The Energy Department said Friday it has finished upgrading a facility that cleans up off-site contaminated groundwater at the former Paducah Gaseous Diffusion Plant near Paducah, Ky.
“Equipment at the C-612 Northwest Pump-and-Treat Facility that had reached the end of its service life or no longer had available replacement parts was replaced with newer equipment to allow the facility’s continued operations,” DOE said in a press release.
The facility was placed in service in August 1995 to cut down on off-site groundwater contamination by using the air stripping process through which the liquid is punped to treatment gear, DOE said. Trichloroethene, and to a lesser extent other contaminants, are separated from water being pumped into the plant. Until the early 1990s trichloroethene was used to clean equipment when the plant was conducting uranium enrichment.
“More than 2 billion gallons of water have been treated since operations began at the northwest groundwater contamination plume.
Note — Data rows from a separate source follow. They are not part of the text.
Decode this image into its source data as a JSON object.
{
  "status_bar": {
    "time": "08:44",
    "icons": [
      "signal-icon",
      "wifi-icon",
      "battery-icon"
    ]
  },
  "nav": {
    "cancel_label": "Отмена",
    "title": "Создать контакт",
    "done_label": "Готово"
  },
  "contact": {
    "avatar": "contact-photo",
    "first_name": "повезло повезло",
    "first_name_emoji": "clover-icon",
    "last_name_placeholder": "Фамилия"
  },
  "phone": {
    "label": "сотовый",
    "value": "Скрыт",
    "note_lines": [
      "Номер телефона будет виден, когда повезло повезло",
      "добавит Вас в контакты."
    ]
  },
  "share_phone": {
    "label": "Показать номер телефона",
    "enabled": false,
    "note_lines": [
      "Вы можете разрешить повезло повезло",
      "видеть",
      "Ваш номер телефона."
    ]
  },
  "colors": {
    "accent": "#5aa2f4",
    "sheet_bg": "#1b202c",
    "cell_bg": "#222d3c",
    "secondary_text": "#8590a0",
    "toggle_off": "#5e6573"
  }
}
An additional 1.5 billion gallons of water have been treated from another part of the plume at a separate pump-and-treat facility at the northeast side of the plume,” the release says. “Overall, these operations have removed almost 4,200 gallons of TCE. Pump-and-treat operations, optimized in 2010 with the installation of additional withdrawal wells, and other efforts to remove contamination sources have reduced the plumes offsite by more than 20 percent.”